SNR Denton cuts trainee places by nearly half over four-year period
20 June 2011 | By Husnara Begum
The number of training contract vacancies at the UK’s top law firms has dropped by 10 per cent since the start of the financial crisis.
According to exclusive research conducted by The Lawyer’s sister title Lawyer 2B, 1,467 training contracts starting in 2011-12 were advertised by the top 20 firms in autumn 2008.
The same firms are now planning to hire just 1,320 trainees for their 2013-14 intakes.
The worst performer is SNR Denton, which has seen its graduate recruitment programme contract by almost 43 per cent. Prior to the collapse of US investment bank Lehman Brothers in September 2008, legacy firm Denton Wilde Sapte advertised 35 trainee vacancies. It eventually ended up hiring 28 graduates in 2011 and 30 the following year.
The firm, which has also suffered from a woeful newly qualified (NQ) lawyer retention rate of 14 per cent for its spring 2010 qualifiers, now anticipates making training contract offers to just 20 students for positions starting in 2013-14.
The firm’s graduate recruitment partner Jeremy Cape said: “We want to ensure that our highly motivated and talented recruits are kept busy and challenged throughout their training contracts.
“There’s generally a long lead time between recruiting trainees and their actual start dates. Our approach allows us to offer a set number of training contracts, but gives us the flexibility to offer more later on, depending on business need.”
Meanwhile, Hogan Lovells’ trainee recruitment programme has shrunk by almost a third.
At the height of the economic boom legacy firm Lovells budgeted for approximately 90 trainees. This figure has been scaled back to just 60-65 for the current recruitment round.
“The market in London is still fairly uncertain,” commented Hogan Lovells head of resourcing Clare Harris, “so we need to make sure we have the right number of trainees.
These numbers are just a guideline, and if we interview a really high-calibre candidate then we could go beyond this level.
“There will always be a place for good graduate recruitment programmes at reputable law firms. But the volume of vacancies will fluctuate depending on market conditions. Clearly, we cannot predict how the current situation will pan out.”

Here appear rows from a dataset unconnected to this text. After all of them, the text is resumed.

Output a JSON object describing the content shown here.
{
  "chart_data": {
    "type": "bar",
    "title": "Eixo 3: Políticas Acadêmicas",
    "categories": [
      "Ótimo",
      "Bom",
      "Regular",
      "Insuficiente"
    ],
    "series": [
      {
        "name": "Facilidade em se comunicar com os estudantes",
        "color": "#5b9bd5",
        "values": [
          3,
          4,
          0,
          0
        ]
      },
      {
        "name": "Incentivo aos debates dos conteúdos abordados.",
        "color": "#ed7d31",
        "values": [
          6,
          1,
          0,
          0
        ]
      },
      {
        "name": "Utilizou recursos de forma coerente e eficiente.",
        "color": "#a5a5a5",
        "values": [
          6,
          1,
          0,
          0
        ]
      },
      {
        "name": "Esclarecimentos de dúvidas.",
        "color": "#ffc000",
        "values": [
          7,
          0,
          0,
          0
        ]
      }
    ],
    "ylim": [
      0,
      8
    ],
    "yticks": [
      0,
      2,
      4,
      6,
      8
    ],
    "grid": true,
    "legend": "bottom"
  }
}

Herbert Smith, meanwhile, has scaled back its graduate recruitment programme by 19 per cent for the same period. The firm cut back from 105 to 95 in 2009 and then to 85 last year and will be sticking to this figure for the current recruitment round.

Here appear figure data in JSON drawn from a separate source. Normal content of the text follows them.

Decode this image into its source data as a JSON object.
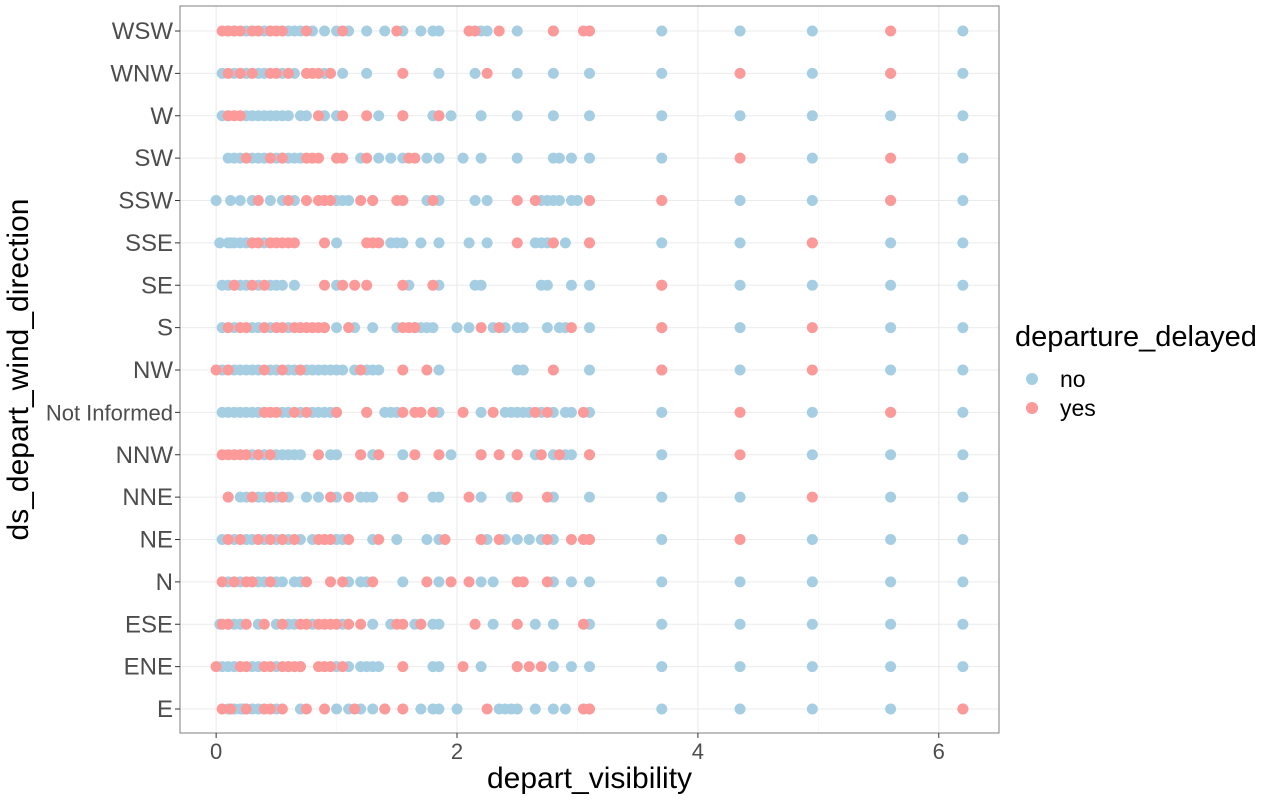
{
  "chart_data": {
    "type": "scatter",
    "title": "",
    "xlabel": "depart_visibility",
    "ylabel": "ds_depart_wind_direction",
    "xlim": [
      -0.3,
      6.5
    ],
    "x_ticks": [
      0,
      2,
      4,
      6
    ],
    "grid": true,
    "legend_position": "right",
    "legend_title": "departure_delayed",
    "categories": [
      "E",
      "ENE",
      "ESE",
      "N",
      "NE",
      "NNE",
      "NNW",
      "Not Informed",
      "NW",
      "S",
      "SE",
      "SSE",
      "SSW",
      "SW",
      "W",
      "WNW",
      "WSW"
    ],
    "series": [
      {
        "name": "no",
        "color": "#a6cee3",
        "points": [
          {
            "y": "E",
            "x": [
              0.1,
              0.15,
              0.2,
              0.22,
              0.25,
              0.3,
              0.35,
              0.5,
              0.7,
              1.0,
              1.1,
              1.2,
              1.3,
              1.4,
              1.7,
              1.8,
              1.85,
              2.0,
              2.35,
              2.4,
              2.45,
              2.5,
              2.65,
              2.8,
              2.9,
              3.1,
              3.7,
              4.35,
              4.95,
              5.6,
              6.2
            ]
          },
          {
            "y": "ENE",
            "x": [
              0.05,
              0.1,
              0.15,
              0.2,
              0.3,
              0.35,
              0.5,
              0.6,
              0.7,
              1.0,
              1.1,
              1.2,
              1.25,
              1.3,
              1.35,
              1.8,
              1.85,
              2.2,
              2.5,
              2.8,
              2.95,
              3.1,
              3.7,
              4.35,
              4.95,
              5.6,
              6.2
            ]
          },
          {
            "y": "ESE",
            "x": [
              0.03,
              0.1,
              0.15,
              0.2,
              0.35,
              0.5,
              0.6,
              0.65,
              0.8,
              1.05,
              1.3,
              1.45,
              1.65,
              1.7,
              1.8,
              1.85,
              2.3,
              2.5,
              2.65,
              2.8,
              3.1,
              3.7,
              4.35,
              4.95,
              5.6,
              6.2
            ]
          },
          {
            "y": "N",
            "x": [
              0.1,
              0.2,
              0.3,
              0.35,
              0.4,
              0.5,
              0.55,
              0.65,
              0.7,
              1.1,
              1.2,
              1.25,
              1.55,
              1.85,
              2.2,
              2.3,
              2.8,
              2.95,
              3.1,
              3.7,
              4.35,
              4.95,
              5.6,
              6.2
            ]
          },
          {
            "y": "NE",
            "x": [
              0.05,
              0.15,
              0.25,
              0.3,
              0.4,
              0.5,
              0.6,
              0.7,
              0.8,
              1.0,
              1.05,
              1.3,
              1.5,
              1.75,
              1.85,
              2.2,
              2.25,
              2.4,
              2.5,
              2.6,
              2.7,
              2.8,
              3.1,
              3.7,
              4.95,
              5.6,
              6.2
            ]
          },
          {
            "y": "NNE",
            "x": [
              0.1,
              0.2,
              0.25,
              0.3,
              0.35,
              0.4,
              0.45,
              0.5,
              0.6,
              0.75,
              0.85,
              1.0,
              1.2,
              1.25,
              1.3,
              1.8,
              1.85,
              2.2,
              2.45,
              2.8,
              3.1,
              3.7,
              4.35,
              5.6,
              6.2
            ]
          },
          {
            "y": "NNW",
            "x": [
              0.3,
              0.4,
              0.5,
              0.55,
              0.6,
              0.65,
              0.7,
              0.95,
              1.0,
              1.2,
              1.3,
              1.55,
              1.95,
              2.2,
              2.5,
              2.65,
              2.8,
              2.9,
              2.95,
              3.1,
              3.7,
              4.95,
              5.6,
              6.2
            ]
          },
          {
            "y": "Not Informed",
            "x": [
              0.05,
              0.1,
              0.15,
              0.2,
              0.25,
              0.3,
              0.35,
              0.55,
              0.6,
              0.7,
              0.8,
              0.85,
              0.9,
              0.95,
              1.0,
              1.25,
              1.4,
              1.45,
              1.5,
              1.85,
              2.2,
              2.4,
              2.45,
              2.5,
              2.55,
              2.6,
              2.7,
              2.8,
              2.9,
              2.95,
              3.1,
              3.7,
              4.95,
              5.6,
              6.2
            ]
          },
          {
            "y": "NW",
            "x": [
              0.05,
              0.15,
              0.2,
              0.25,
              0.3,
              0.35,
              0.45,
              0.5,
              0.6,
              0.65,
              0.7,
              0.75,
              0.8,
              0.85,
              0.9,
              0.95,
              1.0,
              1.05,
              1.15,
              1.25,
              1.3,
              1.35,
              1.85,
              2.5,
              2.55,
              3.1,
              3.7,
              4.35,
              5.6,
              6.2
            ]
          },
          {
            "y": "S",
            "x": [
              0.05,
              0.15,
              0.3,
              0.35,
              0.45,
              0.6,
              1.0,
              1.15,
              1.3,
              1.5,
              1.65,
              1.7,
              1.75,
              1.8,
              2.0,
              2.1,
              2.3,
              2.4,
              2.5,
              2.55,
              2.75,
              2.85,
              2.9,
              3.1,
              3.7,
              4.35,
              5.6,
              6.2
            ]
          },
          {
            "y": "SE",
            "x": [
              0.05,
              0.1,
              0.15,
              0.2,
              0.25,
              0.35,
              0.45,
              0.5,
              0.55,
              0.65,
              1.0,
              1.6,
              1.85,
              2.15,
              2.2,
              2.7,
              2.75,
              2.95,
              3.1,
              3.7,
              4.35,
              4.95,
              5.6,
              6.2
            ]
          },
          {
            "y": "SSE",
            "x": [
              0.03,
              0.1,
              0.12,
              0.15,
              0.2,
              0.25,
              0.3,
              0.4,
              1.0,
              1.45,
              1.5,
              1.55,
              1.7,
              1.85,
              2.1,
              2.25,
              2.65,
              2.7,
              2.75,
              2.8,
              2.9,
              3.1,
              3.7,
              4.35,
              4.95,
              5.6,
              6.2
            ]
          },
          {
            "y": "SSW",
            "x": [
              0.0,
              0.12,
              0.2,
              0.3,
              0.45,
              0.55,
              0.65,
              1.0,
              1.05,
              1.1,
              1.3,
              1.55,
              1.75,
              1.85,
              2.15,
              2.25,
              2.7,
              2.75,
              2.8,
              2.85,
              2.95,
              3.0,
              3.1,
              3.7,
              4.35,
              4.95,
              5.6,
              6.2
            ]
          },
          {
            "y": "SW",
            "x": [
              0.1,
              0.15,
              0.2,
              0.25,
              0.3,
              0.35,
              0.4,
              0.45,
              0.5,
              0.55,
              0.6,
              0.65,
              0.7,
              1.2,
              1.35,
              1.45,
              1.55,
              1.75,
              1.85,
              2.05,
              2.2,
              2.5,
              2.8,
              2.85,
              2.95,
              3.1,
              3.7,
              4.95,
              6.2
            ]
          },
          {
            "y": "W",
            "x": [
              0.05,
              0.1,
              0.25,
              0.3,
              0.35,
              0.4,
              0.45,
              0.5,
              0.55,
              0.6,
              0.7,
              0.75,
              0.9,
              1.0,
              1.35,
              1.55,
              1.8,
              1.85,
              1.95,
              2.2,
              2.5,
              2.8,
              3.1,
              3.7,
              4.35,
              4.95,
              5.6,
              6.2
            ]
          },
          {
            "y": "WNW",
            "x": [
              0.05,
              0.15,
              0.2,
              0.25,
              0.35,
              0.4,
              0.55,
              0.65,
              0.9,
              1.05,
              1.25,
              1.85,
              2.15,
              2.5,
              2.8,
              3.1,
              3.7,
              4.95,
              5.6,
              6.2
            ]
          },
          {
            "y": "WSW",
            "x": [
              0.1,
              0.15,
              0.25,
              0.3,
              0.4,
              0.45,
              0.6,
              0.65,
              0.7,
              0.8,
              0.9,
              1.0,
              1.1,
              1.25,
              1.4,
              1.55,
              1.7,
              1.8,
              1.85,
              2.2,
              2.25,
              2.5,
              2.8,
              3.1,
              3.7,
              4.35,
              4.95,
              6.2
            ]
          }
        ]
      },
      {
        "name": "yes",
        "color": "#fb9a99",
        "points": [
          {
            "y": "E",
            "x": [
              0.05,
              0.12,
              0.25,
              0.4,
              0.45,
              0.55,
              0.75,
              0.9,
              1.15,
              1.4,
              1.55,
              2.25,
              3.05,
              3.1,
              6.2
            ]
          },
          {
            "y": "ENE",
            "x": [
              0.0,
              0.2,
              0.25,
              0.4,
              0.45,
              0.55,
              0.6,
              0.65,
              0.7,
              0.85,
              0.9,
              0.95,
              1.05,
              1.55,
              2.05,
              2.5,
              2.6,
              2.7
            ]
          },
          {
            "y": "ESE",
            "x": [
              0.05,
              0.1,
              0.25,
              0.4,
              0.55,
              0.7,
              0.75,
              0.85,
              0.9,
              0.95,
              1.0,
              1.1,
              1.2,
              1.5,
              1.55,
              1.7,
              2.15,
              2.5,
              3.05
            ]
          },
          {
            "y": "N",
            "x": [
              0.05,
              0.15,
              0.25,
              0.3,
              0.45,
              0.75,
              0.95,
              1.05,
              1.3,
              1.75,
              1.95,
              2.1,
              2.5,
              2.55,
              2.75
            ]
          },
          {
            "y": "NE",
            "x": [
              0.1,
              0.2,
              0.35,
              0.45,
              0.55,
              0.65,
              0.85,
              0.9,
              0.95,
              1.1,
              1.35,
              1.9,
              2.2,
              2.35,
              2.75,
              2.95,
              3.05,
              3.1,
              4.35
            ]
          },
          {
            "y": "NNE",
            "x": [
              0.1,
              0.3,
              0.45,
              0.55,
              0.95,
              1.1,
              1.55,
              2.1,
              2.5,
              2.75,
              4.95
            ]
          },
          {
            "y": "NNW",
            "x": [
              0.05,
              0.1,
              0.15,
              0.2,
              0.25,
              0.35,
              0.45,
              0.85,
              1.2,
              1.35,
              1.65,
              1.85,
              2.2,
              2.35,
              2.5,
              2.7,
              2.85,
              3.1,
              4.35
            ]
          },
          {
            "y": "Not Informed",
            "x": [
              0.4,
              0.45,
              0.5,
              0.65,
              0.75,
              1.0,
              1.25,
              1.55,
              1.65,
              1.7,
              1.8,
              2.05,
              2.3,
              2.65,
              2.75,
              3.05,
              4.35,
              5.6
            ]
          },
          {
            "y": "NW",
            "x": [
              0.0,
              0.1,
              0.4,
              0.55,
              0.7,
              1.2,
              1.55,
              1.75,
              2.8,
              3.7,
              4.95
            ]
          },
          {
            "y": "S",
            "x": [
              0.1,
              0.2,
              0.25,
              0.4,
              0.5,
              0.55,
              0.65,
              0.7,
              0.75,
              0.8,
              0.85,
              0.9,
              1.1,
              1.55,
              1.6,
              1.65,
              2.2,
              2.35,
              2.95,
              3.7,
              4.95
            ]
          },
          {
            "y": "SE",
            "x": [
              0.15,
              0.3,
              0.4,
              0.9,
              1.05,
              1.15,
              1.25,
              1.55,
              1.8,
              3.7
            ]
          },
          {
            "y": "SSE",
            "x": [
              0.3,
              0.35,
              0.45,
              0.5,
              0.55,
              0.6,
              0.65,
              0.9,
              1.25,
              1.3,
              1.35,
              2.5,
              2.8,
              3.1,
              4.95
            ]
          },
          {
            "y": "SSW",
            "x": [
              0.35,
              0.6,
              0.75,
              0.85,
              0.9,
              0.95,
              1.2,
              1.3,
              1.5,
              1.55,
              1.8,
              2.5,
              2.65,
              3.1,
              3.7,
              5.6
            ]
          },
          {
            "y": "SW",
            "x": [
              0.25,
              0.45,
              0.55,
              0.75,
              0.8,
              0.85,
              1.0,
              1.05,
              1.25,
              1.6,
              1.65,
              4.35,
              5.6
            ]
          },
          {
            "y": "W",
            "x": [
              0.1,
              0.15,
              0.2,
              0.85,
              1.05,
              1.25,
              1.55,
              1.85
            ]
          },
          {
            "y": "WNW",
            "x": [
              0.1,
              0.2,
              0.3,
              0.45,
              0.5,
              0.6,
              0.75,
              0.8,
              0.85,
              0.95,
              1.55,
              2.25,
              4.35,
              5.6
            ]
          },
          {
            "y": "WSW",
            "x": [
              0.05,
              0.1,
              0.15,
              0.2,
              0.3,
              0.35,
              0.45,
              0.5,
              0.55,
              0.75,
              1.05,
              1.5,
              2.1,
              2.15,
              2.35,
              2.8,
              3.05,
              3.1,
              5.6
            ]
          }
        ]
      }
    ]
  }
}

Eversheds has seen its trainee recruitment scheme shrink by just over 14 per cent, with the firm pledging to offer places to no fewer than 60 trainees this year.
Of the magic circle firms, Allen & Overy (A&O) emerged as the worst performer, with its programme being cut by 12.5 per cent, from 120 vacancies advertised in autumn 2008 to 105 this year. However, this is expected to be cut further to just 90 for positions starting in 2014 (A&O hires trainees on a calendar year basis).
A spokesperson for A&O said: “We continue to grow in London, but not at the significant rate we’ve experienced in the past.
Our London recruitment needs to reflect this.”
In contrast, rival magic circle firm Freshfields Bruckhaus Deringer has increased the number of trainees it plans to hire in 2013 from 90 to 100. This takes the number of vacancies at Freshfields back to pre-recession levels.
Simon Johnson, the firm’s graduate recruitment partner, said: “Our trainee intake has remained relatively steady over the past few years and we’re pleased that we’re now able to offer more bright graduates the opportunity to join the firm, particularly as competition for training contracts remains tough.”
Indeed, not all of the top firms have cut back their programmes, with many including Ashurst and Norton Rose, planning to hire the same number of trainees as they did in the period before the recession hit.
BLP, which stunned the market earlier this month by announcing a 56 per cent jump in average profit per equity partner, plans to offer training contracts to 45 candidates this year compared with 40 in 2009.
DLA Piper, meanwhile, has increased the size of its 2013 intake to 90 following a slight dip in recent years, although this figure still lags behind the firm’s pre-recession showing of 100.